ForAgainstAbstainedBroker Non-Vote
78,744,384.30126,197.00115,890.00

Disclosure Regarding Frequency of Stockholder Advisory Vote on Executive Compensation

The Company’s Board of Directors has considered the outcome of the non-binding advisory vote regarding the frequency of future non-binding advisory votes on executive compensation, and has determined that the Company will hold future non-binding advisory votes on executive compensation every year until the Company’s Board of Directors otherwise determines that a different frequency for such non-binding advisory votes is in the best interest of the Company or until the next required vote on the frequency of stockholder votes on executive compensation.





SIGNATURES

Pursuant to the requirements of the Securities Exchange Act of 1934, the registrant has duly caused this report to be signed on its behalf by the undersigned hereunto duly authorized.

Date: June 10, 2026OppFi Inc.
By:/s/ Pamela D. Johnson
Pamela D. Johnson
Chief Financial Officer

FAQ

What happened at OppFi (OPFI) at the 2026 Annual Meeting?

OppFi’s 2026 Annual Meeting confirmed two directors, approved 2025 executive pay on an advisory basis, chose annual say-on-pay votes, and ratified RSM US LLP as auditor for the 2026 fiscal year, with a quorum of 78,986,471.30 shares represented.

How many OppFi (OPFI) shares were represented at the 2026 meeting?

A total of 78,986,471.30 OppFi shares were represented at the 2026 Annual Meeting out of 85,377,560 shares outstanding and entitled to vote, meaning most voting power participated and a quorum was achieved for all proposals considered.

Were OppFi (OPFI) director nominees elected at the 2026 Annual Meeting?
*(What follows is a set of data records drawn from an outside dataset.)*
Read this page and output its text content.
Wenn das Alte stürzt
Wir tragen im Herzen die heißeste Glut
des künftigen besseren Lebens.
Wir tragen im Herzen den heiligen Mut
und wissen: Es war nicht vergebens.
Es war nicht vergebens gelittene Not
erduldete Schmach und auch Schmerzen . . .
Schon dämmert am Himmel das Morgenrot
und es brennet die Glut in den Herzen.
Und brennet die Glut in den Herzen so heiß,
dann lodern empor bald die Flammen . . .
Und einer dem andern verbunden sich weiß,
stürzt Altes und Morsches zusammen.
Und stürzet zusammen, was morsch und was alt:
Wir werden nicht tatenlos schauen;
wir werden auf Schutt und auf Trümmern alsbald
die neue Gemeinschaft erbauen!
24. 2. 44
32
Yes. Stockholders elected Theodore Schwartz and Greg Zeeman to OppFi’s Board of Directors to serve until the 2029 Annual Meeting, or until their successors are elected and qualified, based on strong "For" vote totals and recorded broker non-votes.
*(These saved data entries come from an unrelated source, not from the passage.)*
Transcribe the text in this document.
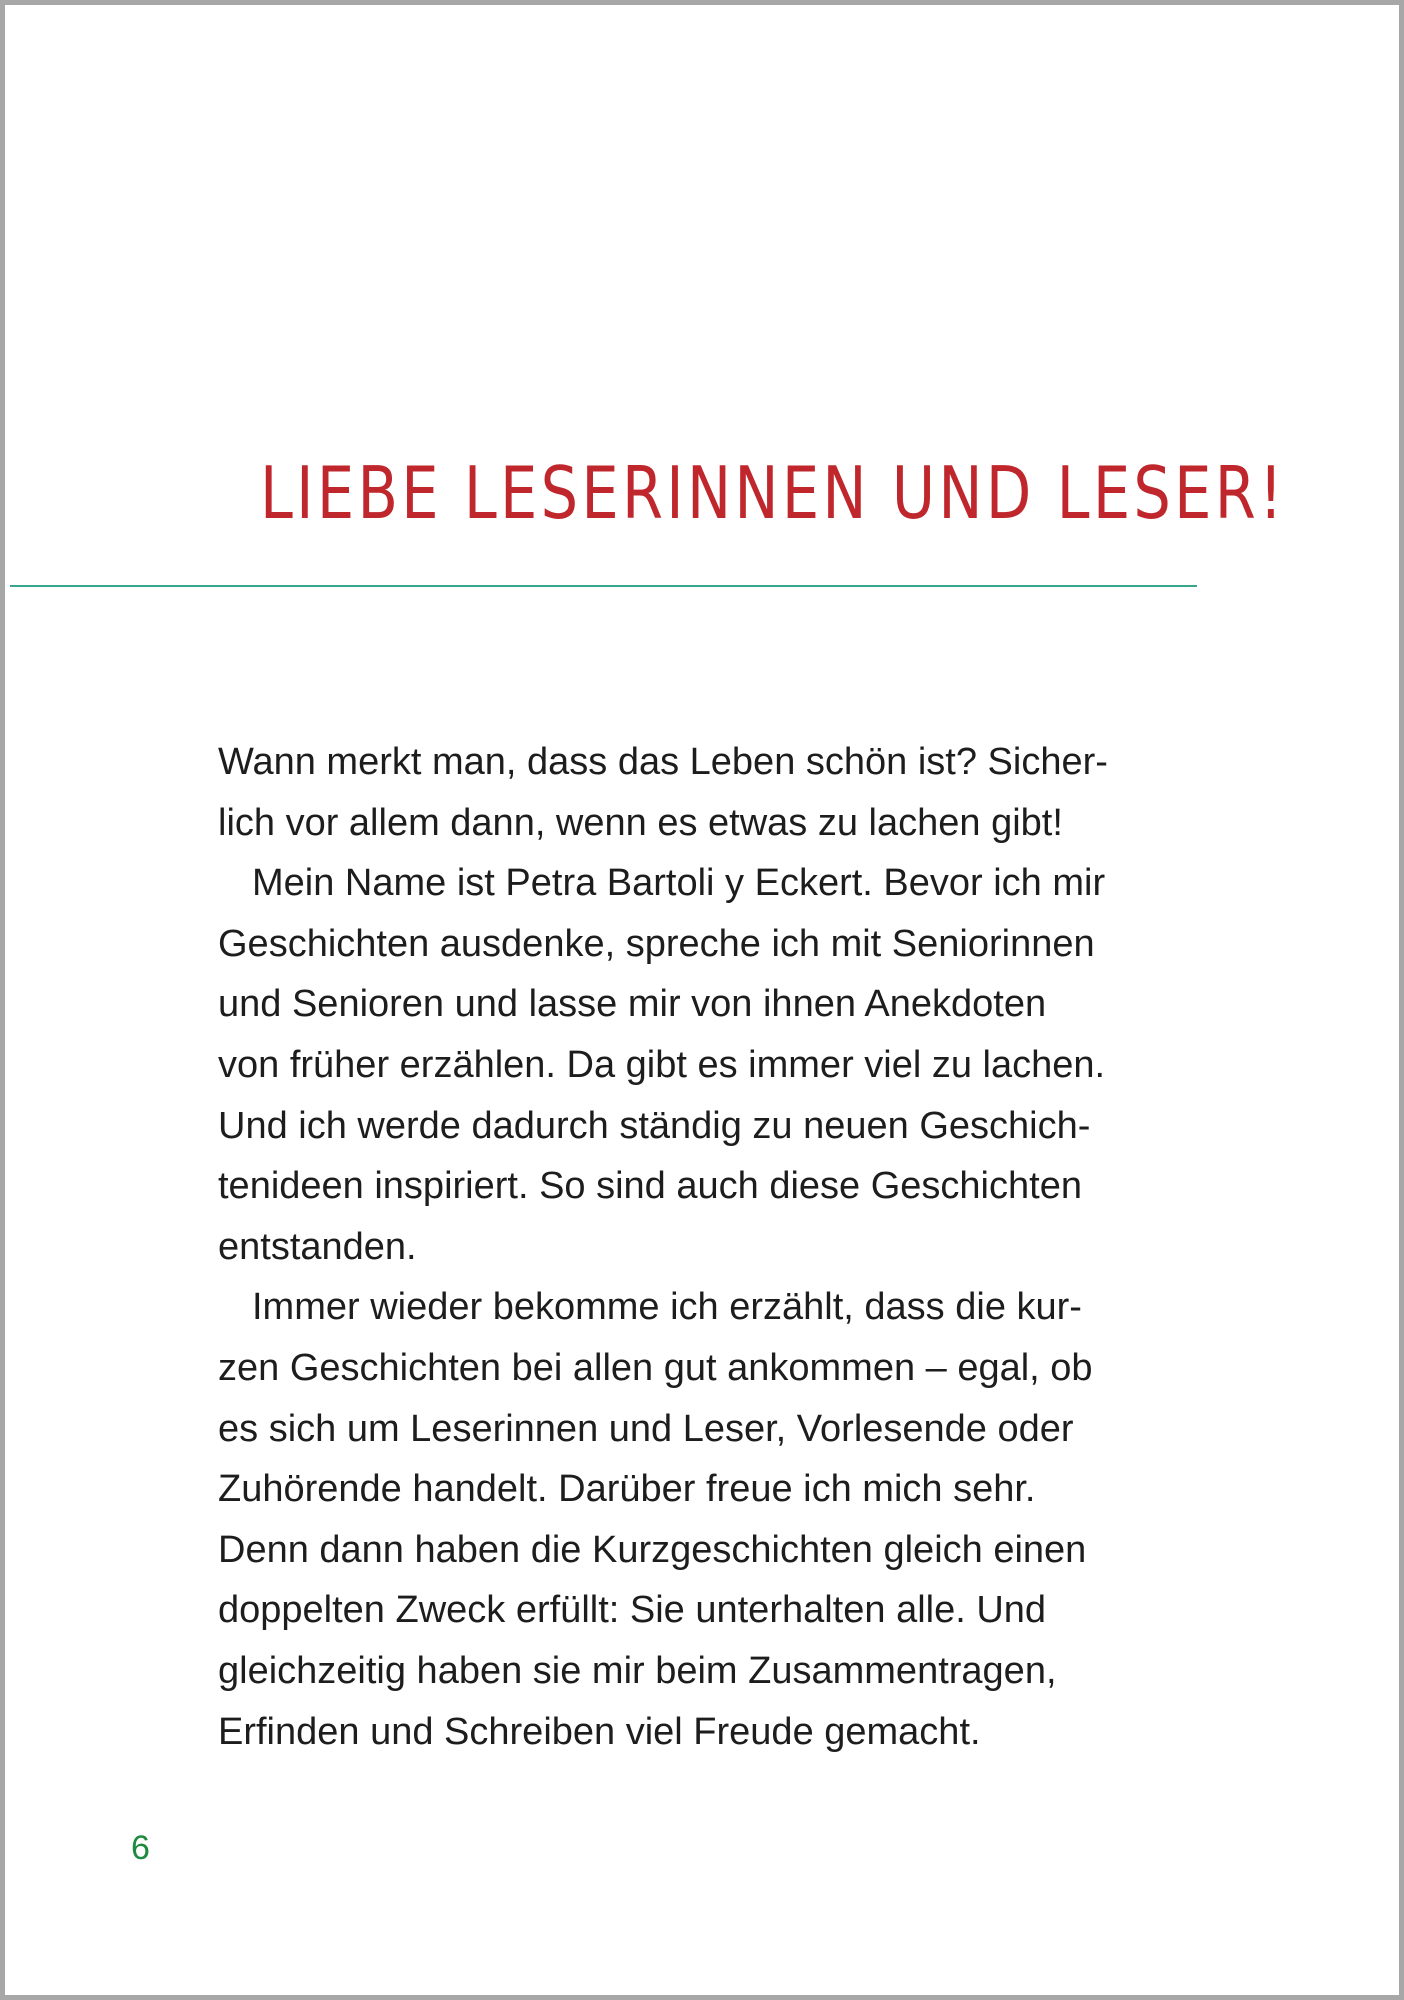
LIEBE LESERINNEN UND LESER!

Wann merkt man, dass das Leben schön ist? Sicher-
lich vor allem dann, wenn es etwas zu lachen gibt!

Mein Name ist Petra Bartoli y Eckert. Bevor ich mir
Geschichten ausdenke, spreche ich mit Seniorinnen
und Senioren und lasse mir von ihnen Anekdoten
von früher erzählen. Da gibt es immer viel zu lachen.
Und ich werde dadurch ständig zu neuen Geschich-
tenideen inspiriert. So sind auch diese Geschichten
entstanden.

Immer wieder bekomme ich erzählt, dass die kur-
zen Geschichten bei allen gut ankommen – egal, ob
es sich um Leserinnen und Leser, Vorlesende oder
Zuhörende handelt. Darüber freue ich mich sehr.
Denn dann haben die Kurzgeschichten gleich einen
doppelten Zweck erfüllt: Sie unterhalten alle. Und
gleichzeitig haben sie mir beim Zusammentragen,
Erfinden und Schreiben viel Freude gemacht.

6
Did OppFi (OPFI) stockholders approve 2025 executive compensation?

Yes. Stockholders approved, on a non-binding advisory basis, the compensation of OppFi’s named executive officers for the fiscal year ended December 31, 2025, with 69,344,938.52 votes for, 3,410,976.59 against, 36,289.00 abstentions, and 6,194,267.19 broker non-votes.

What frequency did OppFi (OPFI) stockholders choose for say-on-pay votes?

Stockholders chose a 1-year frequency for future non-binding advisory votes on executive compensation, with 72,248,611.11 votes supporting annual votes. The board decided OppFi will hold advisory say-on-pay votes every year unless it later changes this approach or another vote is required.

Who is OppFi’s (OPFI) independent auditor for fiscal 2026?

RSM US LLP was ratified as OppFi’s independent registered public accounting firm for the 2026 fiscal year, receiving 78,744,384.30 votes for, 126,197.00 against, and 115,890.00 abstentions, with no broker non-votes reported on this ratification proposal.